Der Iberien-Steinbock: unspektakulär – und doch schön

 

 

Heute kümmern wir uns mal um eine Tierart, die vielleicht nicht so spektakulär ist. Doch bekanntlich sind wir von espagna äußerst tierlieb und deswegen findet der Iberien-Steinbock mit der gleichen Sympathie auf unserem Blog Einlass, als wäre er ein Dino. Sein Name verrät es, der Iberien-Steinbock lebt auf der Iberischen Halbinsel.

 

Eigentlich ist er eine wilde Ziege und doch unterscheidet ihn kaum etwas vom Alpen-Steinbock. Der

Iberien-Steinbock ist kleiner und zierlicher als der Alpen-Steinbock und auch seine Hörner

sind anders geschwungen. Er wird 65 – 75 cm hoch in der Schulterhöhe und die Böcke können bis zu 80 kg wiegen. Die Weibchen wiegen etwa die Hälfte. Die Hörner des Bocks können bis zu stolze 75 cm lang werden.

Leider sind diese wunderbaren Hörner äußerst beliebte Trophäen bei Jägern, für uns unfassbar!

 

Zurück zum Thema, die weiblichen Tiere haben dagegen nur kurze fast gerade Hörner.

Seinen Lebensraum findet der hübsche kleine Bock überall dort, wo das Gelände felsig und bergig ist. Der Iberien-Steinbock ernährt sich in gleicher Weise wie der Alpen-Steinbock, nämlich von Kräutern, Gräsern und Blättern.

 

Die Lebensart des Iberien-Steinbocks

 

Während der Paarungszeit leben die Iberien-Steinböcke in kleinen Gruppen zusammen. Das ist die Zeit zwischen November und Januar. Die Gruppen bestehen aus Böcken und Weibchen. Und wenn der Spuk vorbei ist, verlassen die alten Böcke die Gruppen schnell wieder, denn sie sind Einzelgänger. Spätestens, wenn die Weibchen dann ihre Jungen gebären, verlassen auch die jungen Böcke die Gruppen. Die Geißen tragen etwa sechs Monate an ihrer Frucht. Im Mai gebären sie dann. Manchmal, wenn auch selten, bekommen sie sogar Zwillinge.

 

Der Iberien-Steinbock – eine bedrohte Art

 

Einst war der Iberien-Steinbock weit verbreitet. In den Pyrenäen sowie auf vielen Bergketten Spaniens und Portugals konnten Sie auf diese kleinen Böckchen stoßen.
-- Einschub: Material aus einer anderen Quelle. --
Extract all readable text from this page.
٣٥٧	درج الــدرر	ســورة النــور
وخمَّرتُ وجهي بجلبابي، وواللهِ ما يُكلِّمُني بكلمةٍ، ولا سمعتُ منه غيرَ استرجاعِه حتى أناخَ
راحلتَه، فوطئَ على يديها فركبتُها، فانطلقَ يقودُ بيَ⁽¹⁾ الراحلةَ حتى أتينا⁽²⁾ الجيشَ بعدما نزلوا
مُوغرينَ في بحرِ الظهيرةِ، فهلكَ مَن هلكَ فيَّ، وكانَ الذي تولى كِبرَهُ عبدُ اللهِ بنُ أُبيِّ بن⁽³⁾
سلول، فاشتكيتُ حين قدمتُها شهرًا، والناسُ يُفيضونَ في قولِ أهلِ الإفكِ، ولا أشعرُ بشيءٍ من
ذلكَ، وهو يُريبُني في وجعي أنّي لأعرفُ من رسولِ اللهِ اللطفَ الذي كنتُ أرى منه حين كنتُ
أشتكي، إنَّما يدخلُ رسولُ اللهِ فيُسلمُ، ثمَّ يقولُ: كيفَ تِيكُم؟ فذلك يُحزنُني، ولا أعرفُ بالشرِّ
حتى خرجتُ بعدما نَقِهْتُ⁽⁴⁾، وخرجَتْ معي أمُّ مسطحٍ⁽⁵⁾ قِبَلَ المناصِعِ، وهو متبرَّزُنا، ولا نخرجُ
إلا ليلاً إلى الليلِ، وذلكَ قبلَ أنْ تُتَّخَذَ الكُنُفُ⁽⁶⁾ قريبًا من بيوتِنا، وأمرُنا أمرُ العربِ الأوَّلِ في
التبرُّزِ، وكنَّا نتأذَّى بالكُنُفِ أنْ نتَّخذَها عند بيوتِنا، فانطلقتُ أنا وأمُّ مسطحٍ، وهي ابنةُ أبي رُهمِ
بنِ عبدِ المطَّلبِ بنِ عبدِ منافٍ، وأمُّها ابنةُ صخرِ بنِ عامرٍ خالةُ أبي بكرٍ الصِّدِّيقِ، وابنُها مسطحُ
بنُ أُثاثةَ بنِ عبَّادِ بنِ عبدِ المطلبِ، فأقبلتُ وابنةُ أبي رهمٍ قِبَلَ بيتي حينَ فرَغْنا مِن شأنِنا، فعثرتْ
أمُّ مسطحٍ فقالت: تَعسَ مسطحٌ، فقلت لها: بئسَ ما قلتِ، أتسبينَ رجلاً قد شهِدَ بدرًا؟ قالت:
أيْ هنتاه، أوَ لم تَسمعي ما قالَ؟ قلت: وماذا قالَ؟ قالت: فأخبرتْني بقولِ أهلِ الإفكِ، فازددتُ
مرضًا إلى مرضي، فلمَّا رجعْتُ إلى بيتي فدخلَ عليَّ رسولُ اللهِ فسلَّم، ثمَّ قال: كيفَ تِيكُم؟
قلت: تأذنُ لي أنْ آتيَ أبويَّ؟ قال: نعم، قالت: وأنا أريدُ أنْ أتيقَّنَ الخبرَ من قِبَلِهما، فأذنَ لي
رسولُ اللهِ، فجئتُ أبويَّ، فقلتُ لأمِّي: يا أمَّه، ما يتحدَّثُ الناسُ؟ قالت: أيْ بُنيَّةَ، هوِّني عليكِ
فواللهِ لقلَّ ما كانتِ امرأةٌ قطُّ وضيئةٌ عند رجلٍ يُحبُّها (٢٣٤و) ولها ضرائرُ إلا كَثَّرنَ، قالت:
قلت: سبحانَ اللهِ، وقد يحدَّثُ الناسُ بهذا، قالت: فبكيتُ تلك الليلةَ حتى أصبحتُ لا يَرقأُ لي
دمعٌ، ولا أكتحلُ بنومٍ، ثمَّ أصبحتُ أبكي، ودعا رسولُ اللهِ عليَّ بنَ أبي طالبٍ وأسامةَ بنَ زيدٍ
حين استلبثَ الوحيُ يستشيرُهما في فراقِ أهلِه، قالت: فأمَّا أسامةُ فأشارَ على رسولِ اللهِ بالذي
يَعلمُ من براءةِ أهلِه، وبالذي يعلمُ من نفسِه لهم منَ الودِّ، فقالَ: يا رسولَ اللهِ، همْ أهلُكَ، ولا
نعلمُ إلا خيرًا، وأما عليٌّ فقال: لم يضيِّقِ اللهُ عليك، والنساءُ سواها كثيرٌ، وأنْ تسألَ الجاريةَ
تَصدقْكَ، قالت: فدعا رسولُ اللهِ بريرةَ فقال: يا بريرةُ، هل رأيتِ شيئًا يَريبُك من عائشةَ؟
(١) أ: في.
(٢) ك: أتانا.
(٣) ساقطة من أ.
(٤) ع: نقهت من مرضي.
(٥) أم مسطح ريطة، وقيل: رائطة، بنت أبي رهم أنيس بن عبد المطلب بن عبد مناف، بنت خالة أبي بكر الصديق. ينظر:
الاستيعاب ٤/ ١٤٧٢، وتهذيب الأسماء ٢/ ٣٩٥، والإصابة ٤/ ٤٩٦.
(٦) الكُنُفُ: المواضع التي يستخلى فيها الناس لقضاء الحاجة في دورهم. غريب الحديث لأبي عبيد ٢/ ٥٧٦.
Platz ist ja auch genug da, doch der Mensch hängte sich lieber die Hörner stolz in sein Wohnzimmer.  „Glück auf“ den Jägern, denn die sind Hauptursache dafür, dass die gesamte Art heute stark bedroht ist. Der portugiesische Steinbock, der Pyrenäen-Steinbock und auch der iberische Steinbock sind allesamt bereits ausgestorben. Das letzte Tier starb am 6. Januar 2000. Ein trauriger Tag, so finden wir. Der Grund für das Aussterben: die schön geschwungenen Hörner. Dadurch sind sie für Jäger „unwiderstehlich“. Super. Jeder tierliebe Leser dieses Artikels wird wohl dabei die gleichen Gedanken haben wie wir.

Spanische Forscher haben sogar versucht den iberischen Steinbock zu klonen, ganz wie bei „Jurassik-Park“.  Das so geborene Tier lebte jedoch nur sieben Minuten und verstarb dann. Es litt an einer Lungenfehlfunktion. Doch Zoologen hoffen, dass es eines Tages gelingen wird, den iberischen Steinbock zum Leben zu erwecken.